Ethique Info

Accueil > Société > Les cadeaux du Père Noël

Les paniers sont pleins

Les cadeaux du Père Noël

La reine électronique

samedi 31 décembre 2011, par Picospin

On les protège par un renforcement des mesures sanitaires si désintéressées, si charitables, si attentionnées qu’ils seront protégés à jamais des maladies les plus graves mais aussi des plus légères à condition qu’ils disposent de suffisamment de moyens pour couvrir les dépenses de santé destinées à montrer aux yeux du monde que désormais ils sortiront du paternalisme habituel et traditionnel pour s’engouffrer dans une vie indépendante, autonome dans laquelle personne, pas même l’Etat ne viendra contrôler ni évaluer les frais personnels occasionnés par le souci de préserver une vie si chèrement acquise et conservée.

Vacances de neige et d’avalanches

Pour cela, on leur conseille de s’engouffrer dans les autoroutes submergés par neige et touristes, plutôt vacanciers, partis au sommet des montagnes pour humer l’air raréfié en oxygène de la haute altitude où le cout de la nourriture s’élève proportionnellement aux mètres de hauteur des cimes les plus élevées. A leur retour en pleine, pour plus de sécurité, on leur imposera le contrôle technique de leur véhicule en abordant des organes qui n’avaient pas été ciblés jusqu’à maintenant car on les considérait plus innocents des blessés et des morts que le vin, la bière, le sommeil et autres facultés habituelles et dangereuses des hommes, surtout des conducteurs. Pour regarder les paysages de France à travers le pare-brise de leurs véhicules, ils pourront et devront se passer des verres correcteurs qui se placent généralement au bout de leur nez raffiné par la meilleure gastronomie du monde, unanimement reconnue.

Le luxe des lunettes

Tout simplement parce que cet ustensile est devenu trop couteux pour rester accessible à toutes les bourses. Pour envoyer leurs enfants à l’école puis à l’université et dans les grandes Écoles, ils devront choisir moins souvent les établissements de la République que les institutions autonomisées, pour le financement desquels on avait un peu oublié de prévoir un budget adéquat à l’exemple des grandes universités d’ailleurs qui ont pris l’habitude depuis longtemps de faire couvrir leurs frais de gestion par des organismes d’état, des institutions privées, des mécènes, sinon les parents les plus fortunés et les plus aisés comme on le dit ici.

Mesures populaires ?

Pour justifier ces mesures dont on craint qu’elles ne plairont pas à tout le monde, on explique par litanies interposées que tout ceci est à mettre sur le compte de la crise, une crise dont on peine à déceler l’origine mais qui de toute évidence vient d’ailleurs, des antipodes sinon des Amériques, responsables sinon coupable de tous les maux en raison d’un régime capitaliste outrancier.
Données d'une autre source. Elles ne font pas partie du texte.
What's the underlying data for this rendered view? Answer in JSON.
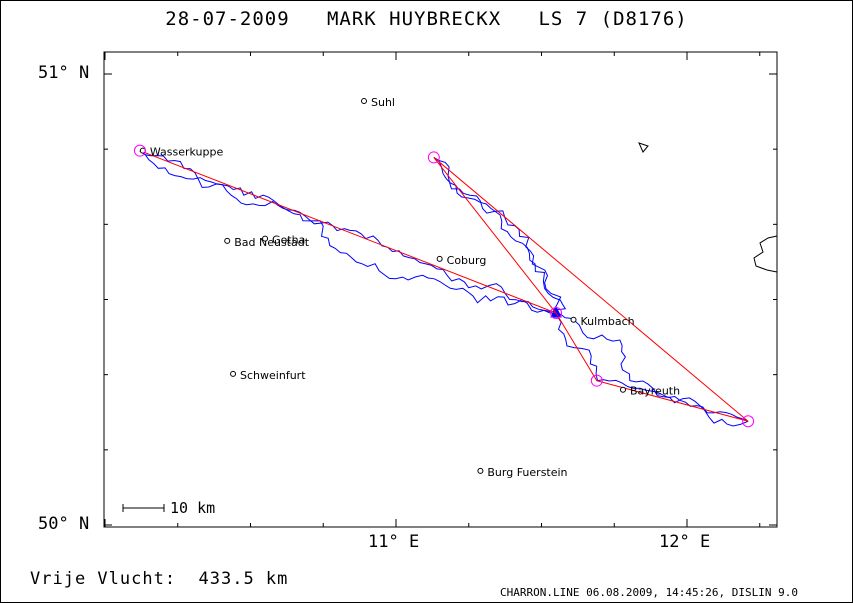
{
  "title": "28-07-2009   MARK HUYBRECKX   LS 7 (D8176)",
  "axes": {
    "lat_labels": [
      "51° N",
      "50° N"
    ],
    "lon_labels": [
      "11° E",
      "12° E"
    ]
  },
  "towns": [
    {
      "name": "Suhl",
      "lon": 10.89,
      "lat": 50.94
    },
    {
      "name": "Wasserkuppe",
      "lon": 10.13,
      "lat": 50.83
    },
    {
      "name": "Bad Neustadt",
      "lon": 10.42,
      "lat": 50.63
    },
    {
      "name": "Gotha",
      "lon": 10.55,
      "lat": 50.635
    },
    {
      "name": "Coburg",
      "lon": 11.15,
      "lat": 50.59
    },
    {
      "name": "Kulmbach",
      "lon": 11.61,
      "lat": 50.455
    },
    {
      "name": "Schweinfurt",
      "lon": 10.44,
      "lat": 50.335
    },
    {
      "name": "Bayreuth",
      "lon": 11.78,
      "lat": 50.3
    },
    {
      "name": "Burg Fuerstein",
      "lon": 11.29,
      "lat": 50.12
    }
  ],
  "turnpoints": [
    {
      "lon": 10.12,
      "lat": 50.83
    },
    {
      "lon": 11.55,
      "lat": 50.47
    },
    {
      "lon": 11.69,
      "lat": 50.32
    },
    {
      "lon": 12.21,
      "lat": 50.23
    },
    {
      "lon": 11.13,
      "lat": 50.815
    }
  ],
  "scale_bar": "10 km",
  "distance": "Vrije Vlucht:  433.5 km",
  "footer": "CHARRON.LINE 06.08.2009, 14:45:26, DISLIN 9.0",
  "colors": {
    "track": "#0000ff",
    "task": "#ff0000",
    "turnpoint": "#ff00ff",
    "ink": "#000000"
  }
}
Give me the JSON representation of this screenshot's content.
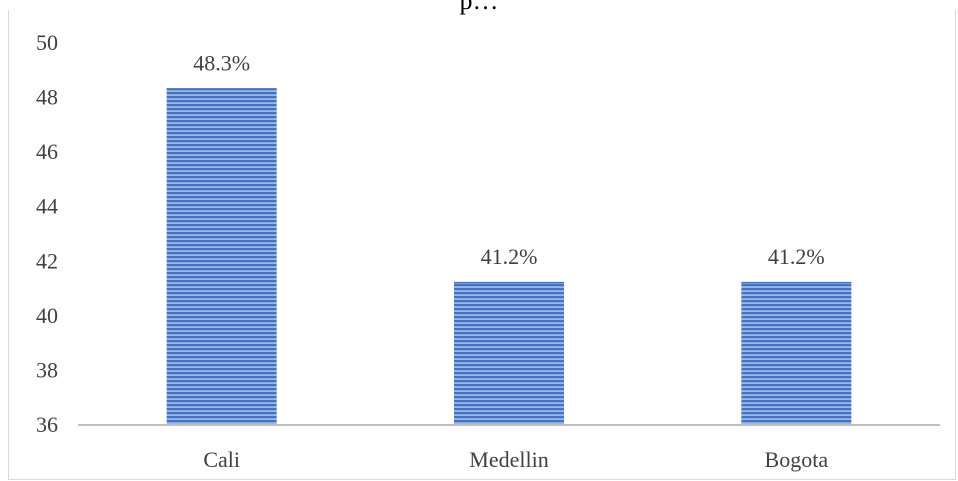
{
  "chart_data": {
    "type": "bar",
    "title": "p…",
    "xlabel": "",
    "ylabel": "",
    "categories": [
      "Cali",
      "Medellin",
      "Bogota"
    ],
    "values": [
      48.3,
      41.2,
      41.2
    ],
    "data_labels": [
      "48.3%",
      "41.2%",
      "41.2%"
    ],
    "ylim": [
      36,
      50
    ],
    "yticks": [
      36,
      38,
      40,
      42,
      44,
      46,
      48,
      50
    ],
    "grid": false,
    "legend": "none",
    "bar_fill": "horizontal-stripes",
    "colors": {
      "bar_stripe": "#4472c4",
      "bar_base": "#9bb7e6",
      "axis_line": "#bfbfbf",
      "text": "#404040"
    }
  }
}
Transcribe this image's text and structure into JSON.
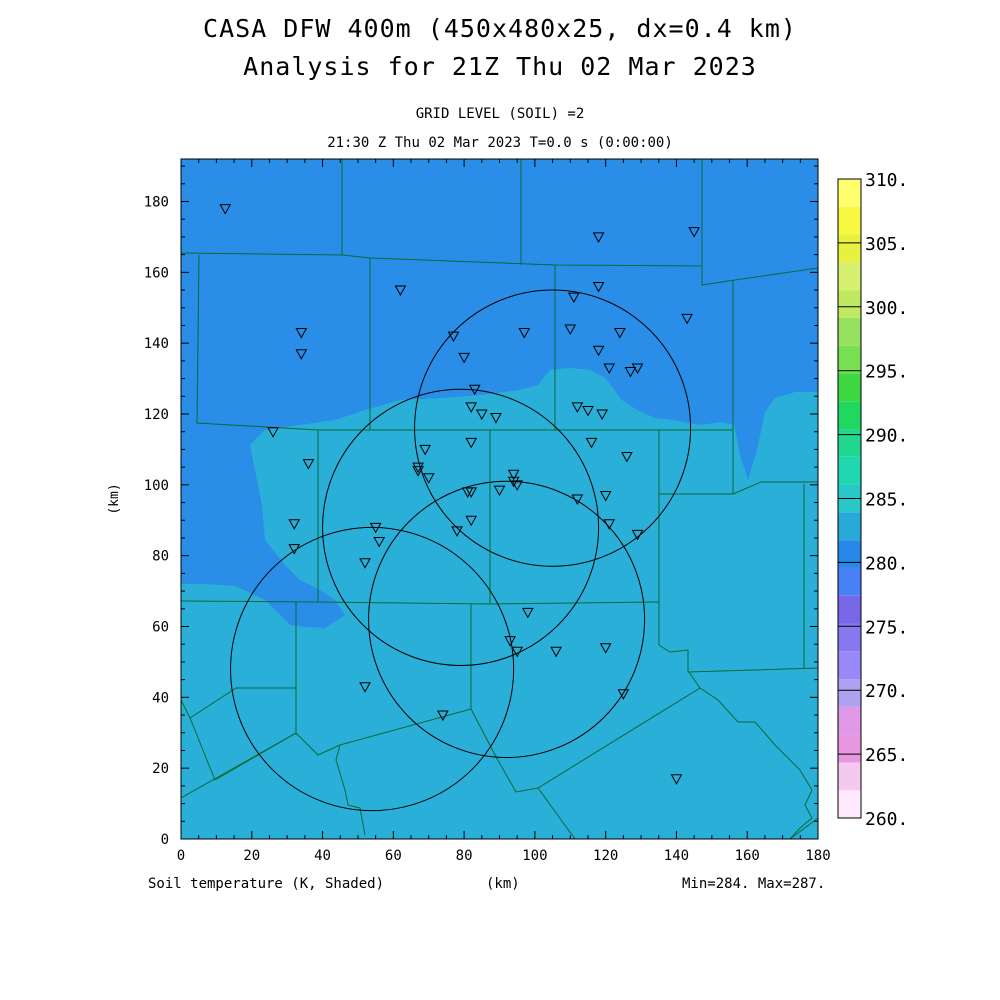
{
  "title": {
    "line1": "CASA DFW 400m (450x480x25, dx=0.4 km)",
    "line2": "Analysis for 21Z Thu 02 Mar 2023"
  },
  "subtitle": {
    "grid_level": "GRID LEVEL (SOIL) =2",
    "time": "21:30 Z Thu 02 Mar 2023   T=0.0 s (0:00:00)"
  },
  "axes": {
    "x_ticks": [
      "0",
      "20",
      "40",
      "60",
      "80",
      "100",
      "120",
      "140",
      "160",
      "180"
    ],
    "y_ticks": [
      "0",
      "20",
      "40",
      "60",
      "80",
      "100",
      "120",
      "140",
      "160",
      "180"
    ],
    "xlabel": "(km)",
    "ylabel": "(km)",
    "x_range": [
      0,
      180
    ],
    "y_range": [
      0,
      192
    ]
  },
  "footer": {
    "field": "Soil temperature (K, Shaded)",
    "xunit": "(km)",
    "minmax": "Min=284. Max=287."
  },
  "colorbar": {
    "labels": [
      "260.",
      "265.",
      "270.",
      "275.",
      "280.",
      "285.",
      "290.",
      "295.",
      "300.",
      "305.",
      "310."
    ],
    "colors": [
      "#ffe8fc",
      "#f5c8f0",
      "#e898e0",
      "#e098e8",
      "#b0a0f0",
      "#9888f8",
      "#8878f0",
      "#7868e8",
      "#4880f8",
      "#2888e8",
      "#28aad8",
      "#28c8c8",
      "#20d8b0",
      "#20d890",
      "#20d860",
      "#40d840",
      "#78e050",
      "#98e060",
      "#c0e860",
      "#d8f070",
      "#e8f040",
      "#f8f840",
      "#ffff70"
    ]
  },
  "colors": {
    "field_285": "#2a8ee8",
    "field_287": "#2aafd8",
    "boundaries": "#0b6a34",
    "rings": "#000000"
  },
  "radars": [
    {
      "cx": 105,
      "cy": 116,
      "r": 39
    },
    {
      "cx": 79,
      "cy": 88,
      "r": 39
    },
    {
      "cx": 92,
      "cy": 62,
      "r": 39
    },
    {
      "cx": 54,
      "cy": 48,
      "r": 40
    }
  ],
  "stations": [
    [
      12.5,
      178
    ],
    [
      118,
      170
    ],
    [
      145,
      171.5
    ],
    [
      62,
      155
    ],
    [
      118,
      156
    ],
    [
      111,
      153
    ],
    [
      34,
      143
    ],
    [
      34,
      137
    ],
    [
      77,
      142
    ],
    [
      97,
      143
    ],
    [
      110,
      144
    ],
    [
      124,
      143
    ],
    [
      143,
      147
    ],
    [
      80,
      136
    ],
    [
      118,
      138
    ],
    [
      121,
      133
    ],
    [
      127,
      132
    ],
    [
      129,
      133
    ],
    [
      83,
      127
    ],
    [
      82,
      122
    ],
    [
      85,
      120
    ],
    [
      89,
      119
    ],
    [
      112,
      122
    ],
    [
      115,
      121
    ],
    [
      119,
      120
    ],
    [
      26,
      115
    ],
    [
      82,
      112
    ],
    [
      116,
      112
    ],
    [
      126,
      108
    ],
    [
      36,
      106
    ],
    [
      69,
      110
    ],
    [
      67,
      105
    ],
    [
      67,
      104
    ],
    [
      70,
      102
    ],
    [
      94,
      103
    ],
    [
      94,
      101
    ],
    [
      95,
      100
    ],
    [
      90,
      98.5
    ],
    [
      81,
      98
    ],
    [
      82,
      98
    ],
    [
      112,
      96
    ],
    [
      120,
      97
    ],
    [
      32,
      89
    ],
    [
      82,
      90
    ],
    [
      78,
      87
    ],
    [
      121,
      89
    ],
    [
      129,
      86
    ],
    [
      55,
      88
    ],
    [
      56,
      84
    ],
    [
      32,
      82
    ],
    [
      52,
      78
    ],
    [
      98,
      64
    ],
    [
      93,
      56
    ],
    [
      95,
      53
    ],
    [
      106,
      53
    ],
    [
      120,
      54
    ],
    [
      52,
      43
    ],
    [
      125,
      41
    ],
    [
      74,
      35
    ],
    [
      140,
      17
    ]
  ]
}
Ce dernier serait sur le point de faire revenir les braves gens dans le sein généreux et gonflé des régimes plus populaires à choisir entre droite et gauche à l’extrême, inconfortables comme celui de la Corée du Nord si pleurnicharde qu’il en incommode tout le monde. Si grands sont les soucis du peuple que ne sachant à quel saint se vouer, il s’en va à la montagne, patiner sur une neige immaculée qui leur rappelle les couleurs oubliées de la propreté, de la pureté et de la blancheur même si elle n’est pas toujours immaculée.

Cachez cette lumière

Pour éviter d’être ébloui par tant de clarté, il se réfugie dans les salles obscures où il reçoit les messages hauts en couleurs et en signifiant et signifié du meilleur cinéma du monde, capable d’attirer des nuées de spectateurs dans des salles pleines à craquer qui remplissent leur office de complément au pain et aux jeux comme cela se faisait aux temps glorieux de l’empire romain. A la sortie des spectacles, il ne reste plus qu’à se consacrer aux jeux électroniques qui se défendent contre les prédateurs humains par une intelligence dite artificielle propre à conquérir les meilleurs.